Publicado em 2 de dezembro de 2016 às 09h22.

Última atualização em 2 de dezembro de 2016 às 09h22.

Chapecó sempre foi uma terra de guerreiros. Assim era Vitorino Condá, o líder indígena que lutou para que seu povo mantivesse as terras do oeste de Santa Catarina. Sua lenda batizou o estádio da Chapecoense, time que lutou para ser grande, até que a tragédia venceu a batalha.

A estátua do Índio Condá na entrada da arena está hoje cercada pelo luto da cidade, que até a madrugada terrível do acidente planejava a festa de seu centenário em 2017, com o sonho de celebrar junto com a Copa Sul-americana.

Agora o povo sofre desorientado pela dor para organizar um grande funeral.

"Chapecó está parada, sofreu o primeiro impacto da notícia e, quando aconteceu o acidente, ninguém podia acreditar, demoramos a acreditar. Logo tivemos planejar a logística para trazer os corpos. Agora vem o impacto de sua chegada e a comoção será muito grande", disse à AFP o vice-prefeito eleito da cidade, Élio Cella.

O clube prevê que cerca de 100.000 pessoas vão se reunir nos arredores do estádio para se despedir de seus heróis durante o velório coletivo. Essa previsão pode ser superada com a confirmação de que os corpos chegarão nas primeiras horas de sábado, em pleno fim de semana.

O presidente Michel Temer poderia comparecer ao velório e se espera uma ampla representação do mundo do futebol, já que o país ama tanto esse esporte.

Logística do luto

Mas o maior desafio para o clube, que em média reunia 8.000 espectadores em suas partidas, chega no momento em que está completamente quebrado.

A Chapecoense trabalha contra o relógio, afogado em cadeiras vazias de seus dirigentes mortos em um profundo silêncio fúnebre. Dezenas de jornalistas de todo o mundo ocupam a pequena sala de imprensa no lugar dos cronistas veteranos que seguiam a equipe e nunca mais voltarão.

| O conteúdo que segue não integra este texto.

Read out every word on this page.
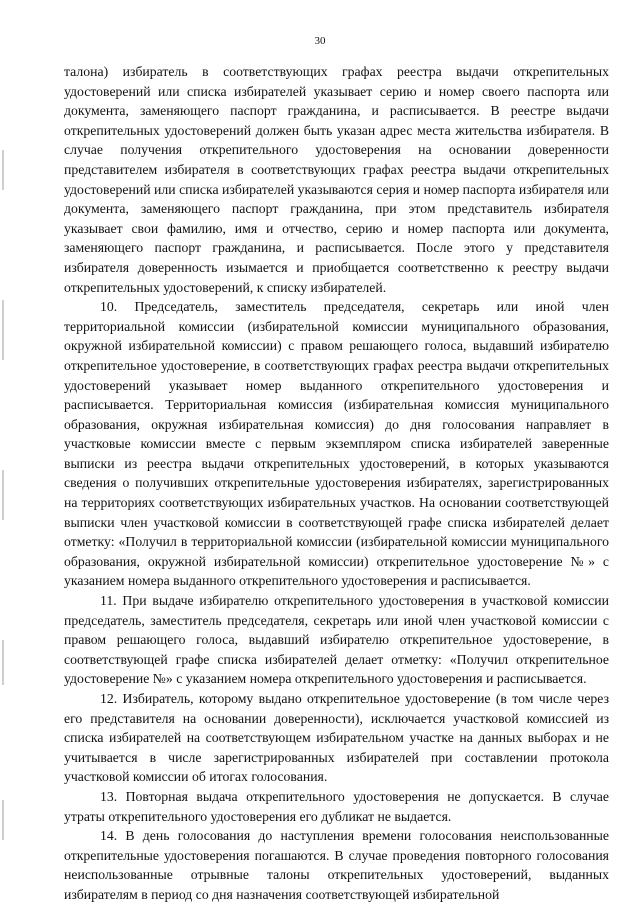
30

талона) избиратель в соответствующих графах реестра выдачи открепительных удостоверений или списка избирателей указывает серию и номер своего паспорта или документа, заменяющего паспорт гражданина, и расписывается. В реестре выдачи открепительных удостоверений должен быть указан адрес места жительства избирателя. В случае получения открепительного удостоверения на основании доверенности представителем избирателя в соответствующих графах реестра выдачи открепительных удостоверений или списка избирателей указываются серия и номер паспорта избирателя или документа, заменяющего паспорт гражданина, при этом представитель избирателя указывает свои фамилию, имя и отчество, серию и номер паспорта или документа, заменяющего паспорт гражданина, и расписывается. После этого у представителя избирателя доверенность изымается и приобщается соответственно к реестру выдачи открепительных удостоверений, к списку избирателей.

10. Председатель, заместитель председателя, секретарь или иной член территориальной комиссии (избирательной комиссии муниципального образования, окружной избирательной комиссии) с правом решающего голоса, выдавший избирателю открепительное удостоверение, в соответствующих графах реестра выдачи открепительных удостоверений указывает номер выданного открепительного удостоверения и расписывается. Территориальная комиссия (избирательная комиссия муниципального образования, окружная избирательная комиссия) до дня голосования направляет в участковые комиссии вместе с первым экземпляром списка избирателей заверенные выписки из реестра выдачи открепительных удостоверений, в которых указываются сведения о получивших открепительные удостоверения избирателях, зарегистрированных на территориях соответствующих избирательных участков. На основании соответствующей выписки член участковой комиссии в соответствующей графе списка избирателей делает отметку: «Получил в территориальной комиссии (избирательной комиссии муниципального образования, окружной избирательной комиссии) открепительное удостоверение №» с указанием номера выданного открепительного удостоверения и расписывается.

11. При выдаче избирателю открепительного удостоверения в участковой комиссии председатель, заместитель председателя, секретарь или иной член участковой комиссии с правом решающего голоса, выдавший избирателю открепительное удостоверение, в соответствующей графе списка избирателей делает отметку: «Получил открепительное удостоверение №» с указанием номера открепительного удостоверения и расписывается.

12. Избиратель, которому выдано открепительное удостоверение (в том числе через его представителя на основании доверенности), исключается участковой комиссией из списка избирателей на соответствующем избирательном участке на данных выборах и не учитывается в числе зарегистрированных избирателей при составлении протокола участковой комиссии об итогах голосования.

13. Повторная выдача открепительного удостоверения не допускается. В случае утраты открепительного удостоверения его дубликат не выдается.

14. В день голосования до наступления времени голосования неиспользованные открепительные удостоверения погашаются. В случае проведения повторного голосования неиспользованные отрывные талоны открепительных удостоверений, выданных избирателям в период со дня назначения соответствующей избирательной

Mas o clube não está sozinho.

O mundo segue estremecido por seu drama e Medellín fez na quarta-feira uma homenagem que estremeceu essa cidade emocionada pela tragédia há dois dias.

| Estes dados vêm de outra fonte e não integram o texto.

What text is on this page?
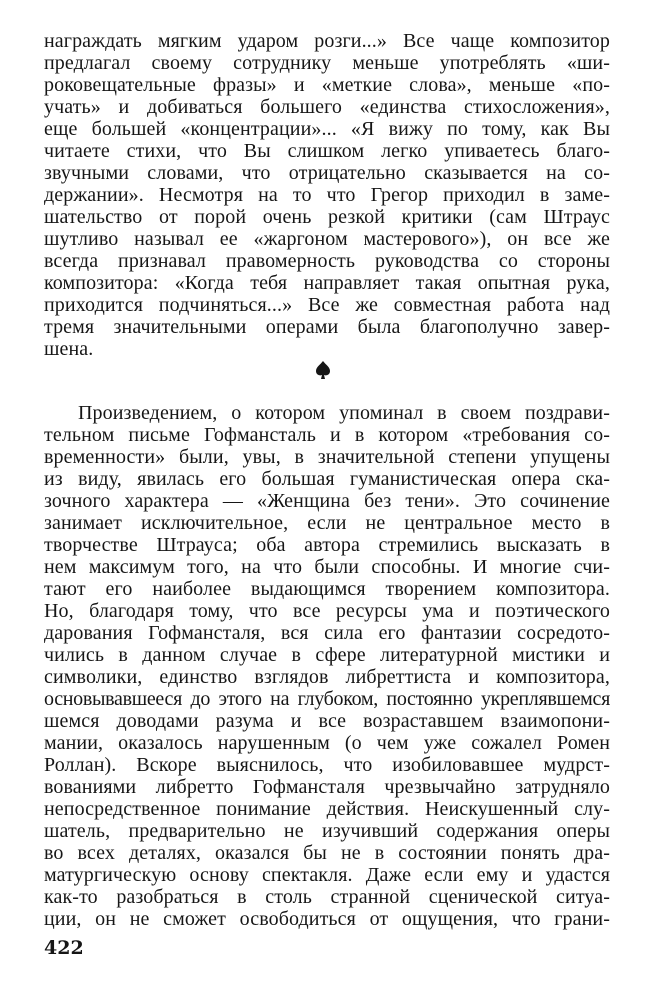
награждать мягким ударом розги...» Все чаще композитор
предлагал своему сотруднику меньше употреблять «ши-
роковещательные фразы» и «меткие слова», меньше «по-
учать» и добиваться большего «единства стихосложения»,
еще большей «концентрации»... «Я вижу по тому, как Вы
читаете стихи, что Вы слишком легко упиваетесь благо-
звучными словами, что отрицательно сказывается на со-
держании». Несмотря на то что Грегор приходил в заме-
шательство от порой очень резкой критики (сам Штраус
шутливо называл ее «жаргоном мастерового»), он все же
всегда признавал правомерность руководства со стороны
композитора: «Когда тебя направляет такая опытная рука,
приходится подчиняться...» Все же совместная работа над
тремя значительными операми была благополучно завер-
шена.
Произведением, о котором упоминал в своем поздрави-
тельном письме Гофмансталь и в котором «требования со-
временности» были, увы, в значительной степени упущены
из виду, явилась его большая гуманистическая опера ска-
зочного характера — «Женщина без тени». Это сочинение
занимает исключительное, если не центральное место в
творчестве Штрауса; оба автора стремились высказать в
нем максимум того, на что были способны. И многие счи-
тают его наиболее выдающимся творением композитора.
Но, благодаря тому, что все ресурсы ума и поэтического
дарования Гофмансталя, вся сила его фантазии сосредото-
чились в данном случае в сфере литературной мистики и
символики, единство взглядов либреттиста и композитора,
основывавшееся до этого на глубоком, постоянно укреплявшемся
шемся доводами разума и все возраставшем взаимопони-
мании, оказалось нарушенным (о чем уже сожалел Ромен
Роллан). Вскоре выяснилось, что изобиловавшее мудрст-
вованиями либретто Гофмансталя чрезвычайно затрудняло
непосредственное понимание действия. Неискушенный слу-
шатель, предварительно не изучивший содержания оперы
во всех деталях, оказался бы не в состоянии понять дра-
матургическую основу спектакля. Даже если ему и удастся
как-то разобраться в столь странной сценической ситуа-
ции, он не сможет освободиться от ощущения, что грани-
422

A ajuda vem de voluntários, funcionários de Santa Catarina vindos de Florianópolis e também de várias equipes sanitárias.

"Somos uma média de 30 médicos, dezenas de psicólogos e enfermeiros se revezando em turnos dia e noite para dar apoio ao clube", disse à AFP o cardiologista Marcio Borges, no gramado do estádio.

Desde que se soube do pior, a Arena Condá se transformou no marco zero da dor para os familiares, refugiados em seu interior à espera de boas notícias que nunca chegaram, e para os torcedores que não deixam o estádio.

"Estamos tratando principalmente problemas emocionais, de muito desespero e tristeza, que desencadeiam também problemas de saúde como desidratação, muita dor de cabeça ou pressão alta. Os familiares e os dirigentes não se alimentam e sofrem dores de estômago ou desmaios", disse o médico.

Raro tesouro

Enquanto isso, o gramado vai se transformando pouco a pouco em um necrotério ao ar livre, onde um dos gols deu lugar às estruturas metálicas que receberão os 51 caixões e suas famílias em luto.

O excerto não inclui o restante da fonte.